La plupart de ces compositions datant certainement du XVIIIe siècle, rien n'assure que Miramond - s'il était toujours vivant - ait été actif en maçonnerie au XIXe.

Dans les Etrennes d'Apollon, on peut trouver des oeuvres (profanes) de Miramond :

  • ici en 1785 (le Bal en Carême dont il est question à cette page fait l'objet ici d'un jugement assez sévère du Journal de Paris)

  • ici et ici en 1790

  • ici et ici en 1792

  • ici et ici en 1793

  • et ici la chanson le Triomphe de la Liberté tirée du volume 1791.

                

La lumière, cantique d'adoption.

 

Par M. de Miramond, de la Respectble Loge de Mars et Thémis, à Paris.

 

Air : Avec Yseult & mes Amours.

 

PEut-on goûter des biens parfaits 
Si l'on n'a point vu la Lumière ?
Le monde lui doit ses attraits:
Chantons, célébrons ses bienfaits :
A qui voit de si doux objets
Elle doit surtout être chère.
Peut-on goûter des biens parfaits
Si l'on n'a point vu la Lumière ?

 

L'ombre, il vrai, plaît à l'Amour ;
Mais l'Amour chérit la Lumière.
Si, quand la nuit est de retour,
A ce dieu l'on fait mieux sa cour,
Ne sait-on pas qu'un peu de jour
Double les plaisirs du mystère ?
L'ombre, il est vrai, plaît à l'Amour ;
Mais l'Amour chérit la Lumière.

 

La beauté, dont tout suit les lois,
Doit son triomphe à la Lumière ;
Et l'enfant qui porte un carquois,
Tout fier qu'il est de ses exploits,
En compterait bien moins, je crois,
Si l'on ne voyait point sa mère.
La beauté, dont tout suit les Lois,
Doit son triomphe à la Lumière.

 

Combien, dans ces momens flatteurs,
Je sens le prix de la Lumière !
Vous, de qui les charmes vainqueurs
Domptent les plus superbes coeurs,
Ah ! puisque vous êtes mes soeurs,
Des Grâces je suis donc le frère !
Combien, dans ces momens flatteurs,
Je sens le prix de la Lumière !

 

Daignez sur moi, daignez, beaux yeux,
Lancer votre douce Lumière.
J'admire les astres des cieux ;
Mais mon coeur adore les feux
De ces astres plus radieux
Qui roulent sous votre paupière.
Daignez sur moi, daignez, beaux yeux,
Lancer votre douce Lumière.

 

 

« Peu de jours avant la tenue d'une loge d'adoption, dit M. de M., j'étais en visite chez des soeurs.
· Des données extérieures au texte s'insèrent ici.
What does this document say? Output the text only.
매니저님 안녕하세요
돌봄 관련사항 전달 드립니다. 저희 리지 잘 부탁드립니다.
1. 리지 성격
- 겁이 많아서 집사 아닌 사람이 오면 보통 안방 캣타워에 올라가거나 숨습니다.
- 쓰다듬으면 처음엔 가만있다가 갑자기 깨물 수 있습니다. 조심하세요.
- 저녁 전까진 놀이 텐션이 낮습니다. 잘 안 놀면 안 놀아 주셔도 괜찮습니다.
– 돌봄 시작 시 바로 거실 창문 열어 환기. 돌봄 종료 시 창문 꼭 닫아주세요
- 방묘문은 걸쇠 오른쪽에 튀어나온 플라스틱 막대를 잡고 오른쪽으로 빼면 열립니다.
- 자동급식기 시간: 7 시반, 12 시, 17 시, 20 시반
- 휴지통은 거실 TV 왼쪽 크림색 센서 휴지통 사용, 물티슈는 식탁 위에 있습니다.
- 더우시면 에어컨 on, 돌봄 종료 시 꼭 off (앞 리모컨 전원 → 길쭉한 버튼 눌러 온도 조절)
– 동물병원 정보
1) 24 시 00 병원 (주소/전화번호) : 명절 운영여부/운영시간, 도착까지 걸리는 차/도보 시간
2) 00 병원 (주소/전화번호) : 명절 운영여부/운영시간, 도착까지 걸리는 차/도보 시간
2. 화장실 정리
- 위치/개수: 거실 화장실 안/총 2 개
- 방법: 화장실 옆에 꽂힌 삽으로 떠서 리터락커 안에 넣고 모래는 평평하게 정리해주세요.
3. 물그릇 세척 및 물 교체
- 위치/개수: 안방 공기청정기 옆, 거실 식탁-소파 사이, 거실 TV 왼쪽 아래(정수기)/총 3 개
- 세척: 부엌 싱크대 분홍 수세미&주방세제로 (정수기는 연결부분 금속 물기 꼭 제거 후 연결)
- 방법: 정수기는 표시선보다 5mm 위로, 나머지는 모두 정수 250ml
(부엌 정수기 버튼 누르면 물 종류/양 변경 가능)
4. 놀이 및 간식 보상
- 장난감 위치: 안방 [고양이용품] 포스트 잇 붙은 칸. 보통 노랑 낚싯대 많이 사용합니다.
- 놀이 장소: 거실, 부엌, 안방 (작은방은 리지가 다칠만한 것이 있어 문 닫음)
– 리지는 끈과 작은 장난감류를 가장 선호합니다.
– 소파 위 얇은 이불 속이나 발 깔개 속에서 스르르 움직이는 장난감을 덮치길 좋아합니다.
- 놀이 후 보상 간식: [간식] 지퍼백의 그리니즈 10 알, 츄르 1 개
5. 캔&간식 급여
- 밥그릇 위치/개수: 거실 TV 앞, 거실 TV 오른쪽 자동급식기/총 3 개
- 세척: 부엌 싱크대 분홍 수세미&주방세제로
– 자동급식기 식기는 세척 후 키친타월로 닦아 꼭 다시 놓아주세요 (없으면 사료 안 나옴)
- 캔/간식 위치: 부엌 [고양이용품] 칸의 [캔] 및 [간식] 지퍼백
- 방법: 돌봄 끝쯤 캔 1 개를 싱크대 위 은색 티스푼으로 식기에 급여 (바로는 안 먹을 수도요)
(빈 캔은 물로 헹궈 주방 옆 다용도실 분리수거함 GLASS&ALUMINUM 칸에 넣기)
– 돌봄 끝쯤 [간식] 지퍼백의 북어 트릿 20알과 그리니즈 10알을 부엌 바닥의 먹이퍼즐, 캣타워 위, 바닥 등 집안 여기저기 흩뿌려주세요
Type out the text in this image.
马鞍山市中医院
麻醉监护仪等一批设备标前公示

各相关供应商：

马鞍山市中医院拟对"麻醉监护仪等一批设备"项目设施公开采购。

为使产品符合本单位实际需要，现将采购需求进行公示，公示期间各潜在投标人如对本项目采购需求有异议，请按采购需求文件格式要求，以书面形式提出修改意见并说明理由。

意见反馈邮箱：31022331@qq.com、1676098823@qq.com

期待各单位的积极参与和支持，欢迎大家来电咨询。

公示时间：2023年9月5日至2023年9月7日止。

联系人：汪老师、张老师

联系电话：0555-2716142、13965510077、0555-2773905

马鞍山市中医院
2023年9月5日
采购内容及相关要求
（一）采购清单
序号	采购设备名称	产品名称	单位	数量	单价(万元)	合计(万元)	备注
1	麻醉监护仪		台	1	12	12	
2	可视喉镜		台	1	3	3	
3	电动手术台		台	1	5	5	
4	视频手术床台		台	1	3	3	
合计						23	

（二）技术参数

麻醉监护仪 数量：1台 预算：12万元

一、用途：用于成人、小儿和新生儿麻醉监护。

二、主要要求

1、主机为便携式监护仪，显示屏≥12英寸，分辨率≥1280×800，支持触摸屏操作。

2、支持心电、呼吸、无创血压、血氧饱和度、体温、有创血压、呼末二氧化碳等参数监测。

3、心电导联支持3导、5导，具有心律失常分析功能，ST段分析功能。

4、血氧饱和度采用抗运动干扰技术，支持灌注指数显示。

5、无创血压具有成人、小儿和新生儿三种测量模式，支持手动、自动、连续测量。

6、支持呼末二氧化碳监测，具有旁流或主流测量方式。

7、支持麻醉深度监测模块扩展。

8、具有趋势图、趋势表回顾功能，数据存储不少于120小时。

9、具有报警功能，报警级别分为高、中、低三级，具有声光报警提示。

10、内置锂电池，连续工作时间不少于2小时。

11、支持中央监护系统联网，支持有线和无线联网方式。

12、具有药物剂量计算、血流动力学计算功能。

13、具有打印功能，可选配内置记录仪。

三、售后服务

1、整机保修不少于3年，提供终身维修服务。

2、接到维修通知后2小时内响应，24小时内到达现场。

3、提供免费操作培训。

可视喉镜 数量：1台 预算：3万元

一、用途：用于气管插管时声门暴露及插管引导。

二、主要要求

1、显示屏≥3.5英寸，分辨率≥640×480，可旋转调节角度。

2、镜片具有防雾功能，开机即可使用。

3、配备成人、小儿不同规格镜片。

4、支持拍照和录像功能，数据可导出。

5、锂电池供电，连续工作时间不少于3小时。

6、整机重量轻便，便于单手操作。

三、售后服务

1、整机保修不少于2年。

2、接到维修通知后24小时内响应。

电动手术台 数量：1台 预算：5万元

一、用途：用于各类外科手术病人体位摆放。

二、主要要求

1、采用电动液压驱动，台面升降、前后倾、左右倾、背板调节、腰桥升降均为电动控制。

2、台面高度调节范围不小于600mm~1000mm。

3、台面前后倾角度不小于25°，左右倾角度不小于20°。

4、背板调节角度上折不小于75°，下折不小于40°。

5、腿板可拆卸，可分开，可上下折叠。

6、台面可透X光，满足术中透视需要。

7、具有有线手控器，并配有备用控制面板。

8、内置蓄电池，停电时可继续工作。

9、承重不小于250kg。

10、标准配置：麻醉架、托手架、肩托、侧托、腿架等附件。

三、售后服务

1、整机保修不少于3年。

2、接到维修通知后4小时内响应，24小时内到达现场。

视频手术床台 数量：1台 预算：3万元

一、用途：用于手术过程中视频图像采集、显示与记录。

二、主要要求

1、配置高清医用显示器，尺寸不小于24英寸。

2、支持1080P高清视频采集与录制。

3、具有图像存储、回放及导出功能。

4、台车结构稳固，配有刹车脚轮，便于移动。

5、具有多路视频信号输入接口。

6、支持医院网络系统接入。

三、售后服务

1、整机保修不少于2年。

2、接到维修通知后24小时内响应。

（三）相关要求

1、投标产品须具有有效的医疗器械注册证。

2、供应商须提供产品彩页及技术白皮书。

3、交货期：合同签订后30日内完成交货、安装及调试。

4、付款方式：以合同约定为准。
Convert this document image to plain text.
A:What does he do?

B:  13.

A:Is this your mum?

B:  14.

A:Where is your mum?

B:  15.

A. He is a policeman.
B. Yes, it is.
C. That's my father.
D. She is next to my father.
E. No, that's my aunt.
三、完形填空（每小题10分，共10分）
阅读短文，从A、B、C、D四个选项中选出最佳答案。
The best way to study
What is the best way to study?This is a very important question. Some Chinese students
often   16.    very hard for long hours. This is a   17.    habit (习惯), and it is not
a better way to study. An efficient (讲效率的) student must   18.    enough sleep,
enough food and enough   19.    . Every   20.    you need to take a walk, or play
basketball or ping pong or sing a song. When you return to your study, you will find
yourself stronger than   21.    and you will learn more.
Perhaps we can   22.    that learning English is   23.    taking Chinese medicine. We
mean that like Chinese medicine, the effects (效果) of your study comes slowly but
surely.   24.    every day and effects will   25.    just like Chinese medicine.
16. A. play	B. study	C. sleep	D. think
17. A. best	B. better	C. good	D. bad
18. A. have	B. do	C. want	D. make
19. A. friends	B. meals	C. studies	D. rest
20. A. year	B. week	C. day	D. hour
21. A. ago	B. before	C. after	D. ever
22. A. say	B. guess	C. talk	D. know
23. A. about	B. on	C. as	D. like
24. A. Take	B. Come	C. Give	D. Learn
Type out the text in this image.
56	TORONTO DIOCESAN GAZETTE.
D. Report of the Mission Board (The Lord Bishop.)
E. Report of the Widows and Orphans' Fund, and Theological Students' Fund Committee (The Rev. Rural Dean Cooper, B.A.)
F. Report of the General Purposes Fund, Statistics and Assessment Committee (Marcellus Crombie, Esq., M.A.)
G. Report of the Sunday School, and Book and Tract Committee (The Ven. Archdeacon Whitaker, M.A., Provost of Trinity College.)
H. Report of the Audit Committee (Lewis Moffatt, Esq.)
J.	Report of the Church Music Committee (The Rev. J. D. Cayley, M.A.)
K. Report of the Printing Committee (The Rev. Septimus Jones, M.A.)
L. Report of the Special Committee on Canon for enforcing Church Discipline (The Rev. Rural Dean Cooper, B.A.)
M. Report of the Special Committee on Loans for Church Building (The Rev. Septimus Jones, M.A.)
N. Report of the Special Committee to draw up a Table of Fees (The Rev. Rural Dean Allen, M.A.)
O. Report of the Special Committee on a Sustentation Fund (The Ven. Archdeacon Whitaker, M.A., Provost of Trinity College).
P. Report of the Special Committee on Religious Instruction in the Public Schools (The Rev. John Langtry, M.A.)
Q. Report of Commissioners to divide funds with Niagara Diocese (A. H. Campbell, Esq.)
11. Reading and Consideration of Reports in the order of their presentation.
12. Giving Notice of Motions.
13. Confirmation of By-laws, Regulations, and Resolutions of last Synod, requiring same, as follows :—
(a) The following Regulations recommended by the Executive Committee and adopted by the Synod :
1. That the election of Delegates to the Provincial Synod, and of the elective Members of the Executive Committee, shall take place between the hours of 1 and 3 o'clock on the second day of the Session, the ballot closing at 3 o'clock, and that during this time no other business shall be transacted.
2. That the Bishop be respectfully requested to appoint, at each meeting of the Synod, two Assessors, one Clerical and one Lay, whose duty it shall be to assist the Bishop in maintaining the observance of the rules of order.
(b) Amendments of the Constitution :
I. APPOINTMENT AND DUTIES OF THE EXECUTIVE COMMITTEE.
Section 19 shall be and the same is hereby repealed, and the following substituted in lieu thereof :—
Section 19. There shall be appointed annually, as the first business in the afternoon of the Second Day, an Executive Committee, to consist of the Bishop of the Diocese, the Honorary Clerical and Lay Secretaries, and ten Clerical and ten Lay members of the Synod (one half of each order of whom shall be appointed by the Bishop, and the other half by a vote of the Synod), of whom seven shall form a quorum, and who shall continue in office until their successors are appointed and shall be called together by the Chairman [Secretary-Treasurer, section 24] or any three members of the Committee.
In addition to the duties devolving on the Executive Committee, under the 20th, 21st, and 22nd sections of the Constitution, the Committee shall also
Mes regards tombent sur un morceau de musique : je m'en saisis ; & charmé de la douce langueur que respire l'air que j'ai sous les yeux, je le chante plusieurs fois. Le lendemain, il m’est devenu familier : je le répète à chaque instant, même sans le vouloir. Il n'était point connu : je ne l'avais point copié : l'auteur devait se trouver à notre fête : quelle surprise pour M. de P***, si le jour de la loge, il m'entendait chanter des couplets sur son air ! Ces Dames ne seraient-elles pas elles mêmes bien étonnées : Cette idée me plaît : la Lumière (mot fort en usage dans la maçonnerie) m'offre un sujet agréable : une pensée en fait naître une autre, & me voilà bientôt père de cinq couplets. La manière dont ils ont été accueillis n'a pu que me flatter infiniment ».